A January 29th report from Barclays Equity Research suggests that investors are focusing too much on the bleeding in the energy sector from the huge drop in crude prices, and not enough on the major benefits to consumers (and consumers good producers) that can be expected from an additional $1.6 trillion in income in 2015 due to lower oil prices
Barclays analysts Ian Scott and colleagues argue that investors are too negative, and that the consumer discretionary sector currently represents a good buying opportunity. They note: “This [investor focus on the energy sector] suggests a “glass half empty” approach reflecting the negative side of a possible $1.6 trillion transfer of income from oil producers to oil consumers, but not yet the potential benefits.”
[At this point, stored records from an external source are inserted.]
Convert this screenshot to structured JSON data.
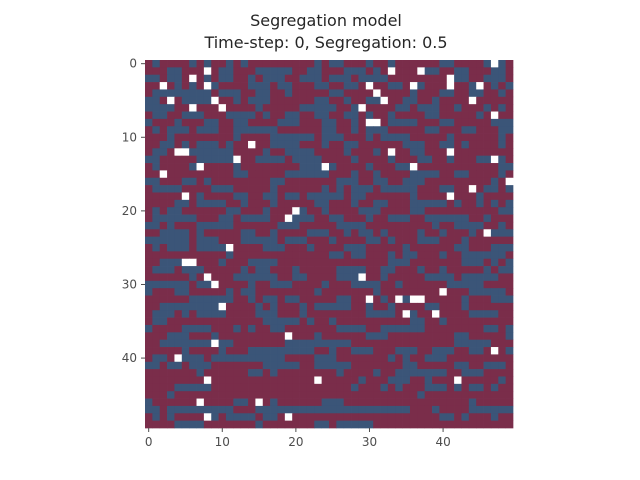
{
  "chart_data": {
    "type": "heatmap",
    "title": "Segregation model",
    "subtitle": "Time-step: 0, Segregation: 0.5",
    "rows": 50,
    "cols": 50,
    "xticks": [
      0,
      10,
      20,
      30,
      40
    ],
    "yticks": [
      0,
      10,
      20,
      30,
      40
    ],
    "legend": "none",
    "grid": false,
    "state_colors": {
      "empty": "#ffffff",
      "group_a": "#3b5578",
      "group_b": "#7a2d4a"
    },
    "encoding": ". = empty, A = group_a (blue), B = group_b (red)",
    "cells": [
      "BABBBBABABBABABBBBBBBBBABAABBBABBABBBBBBAABBBBA.ABB",
      "BBBAABBB.BAABBBAAAAABBAABBBAAABAB.BBB.AABBAABBBAAB",
      "AABAAB.BABAABBABAAABBAAABAAABAAAABBBBBBBB.AABBAAAB",
      "BB.BABAB.ABBBBAAABAABBBAABBAAB.BBAAB.ABBB.BBA.BABA",
      "BAAAAAAAABAAABBAABBABBBBBAABBBB.BBBBABBBAABBAABBAB",
      "AAB.BAAAA.BBABAAABBBBBBAABBABBAA.BBAABBABBBB.BBBBB",
      "AAAABB.BBB.BBBBABBBBBAAAAABBA.BBBBAABAAABBABBBABAB",
      "BAABBAAABBBAAAABABBAABBAABBAABABBABBBBAABBBBBAB.BB",
      "ABBBABBBAABBAABBBBAAABBBAABBAB..BAAAABBBAABBBBBAAA",
      "BABAAABAAABBAAAAAABBBBBBAABBABAAABBBBBAABBBAABBBAA",
      "BBBABBBBBBBBABBBBAAAAAABAAABBBABAAAABBBBBABBBBBBAB",
      "BBAABABAAABABB.BBAAAABBBABBAABBBBBBAAABBAABABBBBAB",
      "BAAB..AAAAAABBBBABBAAAABBBBABBBAB.BBAABBB.BBBBBBBB",
      "AABBBBBAAAAA.BBAAAABAAAABBBBABBBBABBBAABBABBBAA.AB",
      "BABBBBA.BBBBABBBBBBBBAAA.ABBBBABBBAA.BBBBBBBBBBBAA",
      "BB.BBBBBBBBBAABBBBBAAAAAABBBABBABBBBAAAABBAABBBBAB",
      "AABBBAABABBBBBBBBAABBBBBBBAAABBAABBAAABBBBBBBBBAB.",
      "BAAAABBBBAAABBBBBABBBBBBABABAAABAAAAABBBAABB.BAABA",
      "BBBBB.BABBBBAABBAABAABAAAAABAABBBBBBABBBB.BBBABBBB",
      "BBBBAABAAAABBABBBABBBBBAABBBABBAABBBAAAAABABBABABA",
      "BABAABBBBBBAABBBABBB.ABBABBBBAAABBBBAABBBBBBBBBBAA",
      "BAAAAAABBBAABAAAABB.AAABBAABBBABBAAABBAAAAAABBABBB",
      "AABABBBAAAAABBBBBBAAABBBBBAAAABBBBBBBBBABBAAAABBAB",
      "BBAAAABABBBBBAABBABBBBAAABBABAABABBBBABBABBBAB.AAA",
      "AAAAAABAAABBBAAAAABAAABBBABBBBAABABBBAAABBBABBBBBB",
      "BABAAABAAAA.BBBBAAABBBABBBBAAABBBBBABBBBBBAABBBAAA",
      "BBBBBBBBBBBABBBBBBBBBBBBBAABAABBBABAABBBABBAAAAAAB",
      "BBAAA..BBBABBBAAAABBBBBBBBBBBBBBBAAABBBBBBBAAABABA",
      "BAAABAAABBBBBABAABBBABBBBBAAAABBAABBBABBABBBBBABAA",
      "BBBBBBAB.BBBAAAAAABBAABBBBAAA.BBABBBBBAAAABAAAAABB",
      "AAAAAABAA.BBBBABBAAABBBBABBBAAAABBABBBBBBAAAAABBBB",
      "ABBBAABBBBBABAABBBBBBBBABBBBBBBABBBBBBBB.BBBAAAAAB",
      "BBBBBBAAAAAABBABAABAABBBBBAABB.BAB.A..BBBBBABBBAAA",
      "BBAAAAAAAA.BBBBABABBBABAAAAABBABBABBBBAABBBABBBBBB",
      "BAAABABAAAABBBBAAABBBABBBBBBBBAAAAB.ABB.BBBBAAAABB",
      "BAABBBBBBBBBBBBBAAAAABABBABBBBBBBBBBAABBABBBBBBBBB",
      "ABBBBAAAABBBABABBAABBBBBBBAAAABBAAAAAABBBBBBBBAABA",
      "BBBAAABBBABBBBBBBBB.BBBABBBBBBAAABBBBBBBBBAABBBBBA",
      "BBAAAAAAA.AABBBBBBBAAAAAAAAABBBBBBBBBBBBBBAAAAABBB",
      "BBBBBABBBBABBBAAAAAAAAABBABBAAABBBAAABBAAABBAAB.BA",
      "BAAB.AAABAAAAAAAAAABBBBAAABBBBBBBABABBAAABBBBBBBBB",
      "AABAABAAABBBBBBBAAAAABBAAAAABBBBBBBAABBBBBAABBAAAB",
      "BBBBBBBABBBBBBAABABBBBBBBBABBBBABBAAAAAAABBAAABBBB",
      "BBBBBBBB.BBBBBBBBBBBBBB.BBBBBABBBAAABBABBB.BBBBBAB",
      "BBBBAAAAABBBBBBBBBBBBBBBBBBBABBBABABBBAAABABAABABB",
      "BBBABBBBBBBBBBBBBBBBBBBBBBBBBBBBBBBBBABBBBBBBBBBBB",
      "ABBBBBB.BBBBAAB.BABBBBBBAAABBBBBBBBBBBBBBBBBABBBBB",
      "AABAAAAAAAAABBBAAAAAAAAAAAAAAAAAAAAABBBABBBBAAAAAA",
      "BABABBBB.ABAAAABAAB.BBBBBBBBBBBBBBBBBBBBAABABBBABB",
      "BBBBAAAABBBBBBBABBBBBBBAABAAAAABBBBBBBBBBBBBBBBBBB"
    ]
  }
}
Crude oil plunge could result in $1.6 trillion wealth transfer in 2015
The Barclays report notes that if crude prices stayed at around $50 a barrel throughout 2015, this would imply a reduction of expenditures on oil from around 4% to 2% of global GDP. When you do the math, that ends up as a transfer of $1.6 trillion from “oil producers” to “oil consumers”.
Moreover, lower oil prices actually offer a “double whammy” positive economic effect in that most products are cheaper to produce and consumers have a good bit more cash in their pockets to spend because of lower gas prices and utility bills.
Consumer discretionary sector undervalued
Scott et al, highlight that, in valuation terms, “the consumer discretionary sector has been materially de-rated relative to the oil producers and now trades on a discount for the first time since 1999.”
As can be seen in Figure 6, returns for oil producers have been very poor, yet oil consumers have not enjoyed a corresponding rally as oil prices have dropped.
They elaborate that the declines in oil producers’ earnings have outpaced the declines in their stock prices, so the sector has in fact been re-rated, from 12.5 at the end of July to 15.7 times currently. That said, the forward multiple for the global consumer discretionary sector has not budged at 15.5. The market is therefore priced for a bump up in earnings for the oil producers, but not for the expected improvement in discretionary consumer spending described above.
Furthermore, as Figure 7 makes clear, the consumer discretionary sector is trading at a 1% discount to the global energy sector, far off of its historical 31% premium.
Of note, the world’s 50 largest consumer discretionary and transportation stocks as a group have seen no improvement in earnings or share prices since mid-summer. The Barclays analysts note: “This seems inappropriate given the prospect that discretionary consumer spending accelerates in a lagged response to lower oil prices.”